Some months ago, I was asked by a colleague, that knew I had some 3D scanners, if I could help him create a replacement part for a vintage Cadillac Allanté.
Reverse Engineering: Using Calipers
Unfortunately, none of the scanners available to me at that time were really up to the task. So, I agreed to use Moment of Inspiration to recreate the part for him.
I used two methods for reverse engineering the part. The first step was to take photos of the part from every direction. I was able to bring these photos into Moment of Inspiration to use as guides.
None of these photos could be completely relied upon for accurate dimensions because of the distortions due to proximity and angles when using a handheld device. But, they were useful to help ensure I was at least close to the original as the part was designed.
Digital calipers were used to obtain accurate dimensions. But, even here, there were some difficulties because of the location of some of the holes in the part and because the original part's features were not consistent. It looked like the part has been modeled in clay or wax to create the original mold for the part made from some unknown resin or plastic.
Fortunately, we had the original part for comparison for with a few iterations we were able to finally arrive at a 3D printed part that accurately represented the original in a useful form.
While the final result was accurate and useful, the amount of cost, in terms of time expended, was probably WAY out of proportion to the cost of the original part were it available. But, the part was no longer available commercially and impossible to find even as a used part. But, being critical to the operation of the Allanté,it was the only available option if I was going to be able to help my colleaque.
But, what if I had had a different scanner available? What might we need and how might it have been helpful?
Reverse Engineering: 3D Scanning
3D Scanners cover a very broad category with prices ranging from a few hundred dollars to many tens of thousands of dollars. And, the technologies used by various scanners also cover quite a range from white-light to lasers. Any scanner tackling this job has to be able to accurately capture small objects. This part measures under 50mm in all directions.
|Cadillac Part Dimensions|
But, the greatest challenge to any scanner are the hidden cavities, strange undercuts, fillets and holes.
I am not sure that any 3D scanner, of any price point, could completely scan all of the features of this part. But, could a high quality 3D scanner have been able to be helpful in speeding up the process. And, if so how?
The first requirement would be high accuracy. flat features would have to be flat and the general shape would have to be accurately captured so that ALL features were accurately located. If the output of the scanner could be brought into a CAD program, features hidden from the scanner could be added. All that would be necessary from the scanner would be accurate capture of the location and size of the entrances to the holes. The more well defined the edges, the better.
To be a success, a scan does not have to 100% identical to the original in every aspect. It only has to cut down on the time it takes to reach the point where a replacement part is 100% functionally identical. If we can use a scan to accurately create the basic shape and locate holes, etc., enabling us to bring that shape into a CAD application for finishing, then that qualifies as a successful scan.

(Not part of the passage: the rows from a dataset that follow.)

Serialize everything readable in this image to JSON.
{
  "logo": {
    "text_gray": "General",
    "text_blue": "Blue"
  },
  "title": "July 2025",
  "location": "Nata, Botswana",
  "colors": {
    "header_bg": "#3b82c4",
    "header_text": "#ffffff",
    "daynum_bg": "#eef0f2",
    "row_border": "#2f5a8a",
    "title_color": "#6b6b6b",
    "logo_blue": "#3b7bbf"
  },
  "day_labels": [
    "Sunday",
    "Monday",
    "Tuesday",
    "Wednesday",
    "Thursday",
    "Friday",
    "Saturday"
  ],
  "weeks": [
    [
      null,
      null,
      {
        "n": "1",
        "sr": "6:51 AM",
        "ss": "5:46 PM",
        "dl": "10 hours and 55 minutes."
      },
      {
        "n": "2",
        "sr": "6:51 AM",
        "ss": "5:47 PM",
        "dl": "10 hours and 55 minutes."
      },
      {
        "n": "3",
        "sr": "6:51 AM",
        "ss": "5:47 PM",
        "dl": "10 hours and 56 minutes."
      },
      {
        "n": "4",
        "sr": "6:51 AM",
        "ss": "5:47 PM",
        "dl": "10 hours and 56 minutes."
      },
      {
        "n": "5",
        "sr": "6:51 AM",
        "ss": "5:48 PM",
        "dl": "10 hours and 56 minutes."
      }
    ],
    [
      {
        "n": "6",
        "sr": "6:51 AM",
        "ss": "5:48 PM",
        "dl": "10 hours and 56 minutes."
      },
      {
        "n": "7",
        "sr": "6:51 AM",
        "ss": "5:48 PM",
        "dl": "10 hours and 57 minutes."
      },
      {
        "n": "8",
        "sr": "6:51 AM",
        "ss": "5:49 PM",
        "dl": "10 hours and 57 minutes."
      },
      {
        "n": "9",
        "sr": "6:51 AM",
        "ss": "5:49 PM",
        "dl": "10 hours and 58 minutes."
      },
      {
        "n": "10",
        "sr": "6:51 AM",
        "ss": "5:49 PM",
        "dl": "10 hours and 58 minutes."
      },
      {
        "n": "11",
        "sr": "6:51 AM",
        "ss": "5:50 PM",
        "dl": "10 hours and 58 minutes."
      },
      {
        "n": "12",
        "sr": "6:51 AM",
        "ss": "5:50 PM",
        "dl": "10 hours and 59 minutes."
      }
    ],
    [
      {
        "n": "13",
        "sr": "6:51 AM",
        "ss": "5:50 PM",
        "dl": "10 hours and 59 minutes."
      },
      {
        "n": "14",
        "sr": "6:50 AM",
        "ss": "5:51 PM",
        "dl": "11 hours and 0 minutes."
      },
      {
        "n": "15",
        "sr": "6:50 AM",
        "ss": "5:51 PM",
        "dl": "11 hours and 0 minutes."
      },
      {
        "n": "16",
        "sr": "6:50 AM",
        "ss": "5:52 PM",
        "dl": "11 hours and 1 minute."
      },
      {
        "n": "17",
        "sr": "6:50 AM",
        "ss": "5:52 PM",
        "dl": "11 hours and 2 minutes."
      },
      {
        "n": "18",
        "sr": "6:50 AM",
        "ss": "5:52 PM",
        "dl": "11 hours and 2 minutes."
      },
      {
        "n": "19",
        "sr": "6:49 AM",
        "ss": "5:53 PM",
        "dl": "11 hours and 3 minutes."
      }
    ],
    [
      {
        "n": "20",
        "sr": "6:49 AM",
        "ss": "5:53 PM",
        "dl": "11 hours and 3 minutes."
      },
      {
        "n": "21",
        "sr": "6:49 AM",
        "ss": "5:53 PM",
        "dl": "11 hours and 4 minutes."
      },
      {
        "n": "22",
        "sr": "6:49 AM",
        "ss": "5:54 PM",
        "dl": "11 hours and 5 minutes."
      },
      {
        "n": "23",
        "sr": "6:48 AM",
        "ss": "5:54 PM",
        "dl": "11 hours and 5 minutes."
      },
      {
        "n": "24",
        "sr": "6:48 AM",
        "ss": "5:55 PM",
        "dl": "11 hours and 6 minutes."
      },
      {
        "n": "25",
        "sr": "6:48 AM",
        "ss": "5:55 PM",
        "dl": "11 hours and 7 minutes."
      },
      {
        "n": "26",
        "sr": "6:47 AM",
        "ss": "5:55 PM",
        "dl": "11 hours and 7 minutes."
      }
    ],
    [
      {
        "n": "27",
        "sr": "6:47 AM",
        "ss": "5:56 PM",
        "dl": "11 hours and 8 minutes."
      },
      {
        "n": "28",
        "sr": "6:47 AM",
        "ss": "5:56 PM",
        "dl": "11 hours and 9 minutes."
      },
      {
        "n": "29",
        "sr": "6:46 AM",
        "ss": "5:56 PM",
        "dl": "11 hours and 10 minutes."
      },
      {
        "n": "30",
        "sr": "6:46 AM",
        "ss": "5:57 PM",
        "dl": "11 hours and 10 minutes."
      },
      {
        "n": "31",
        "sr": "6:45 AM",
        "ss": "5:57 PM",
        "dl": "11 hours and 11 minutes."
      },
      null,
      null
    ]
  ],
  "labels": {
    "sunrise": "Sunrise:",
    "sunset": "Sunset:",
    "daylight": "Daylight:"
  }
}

At the very least, attempting to scan this part would be an extremely useful learning endeavor. It would most likely require some novel placement of a turntable and, perhaps, some 3D printed props, or clay, for holding it in positions for capturing the undersides of various features.
If anyone has a scanner and would like to give it a try, here is a link to the .STL that could be printed on an SLA printer for scanning.
I'd love to hear about your scanning attempt.
By the way, it is possible to convert .STL files to .STEP files and bring them into Moment of Inspiration for editing.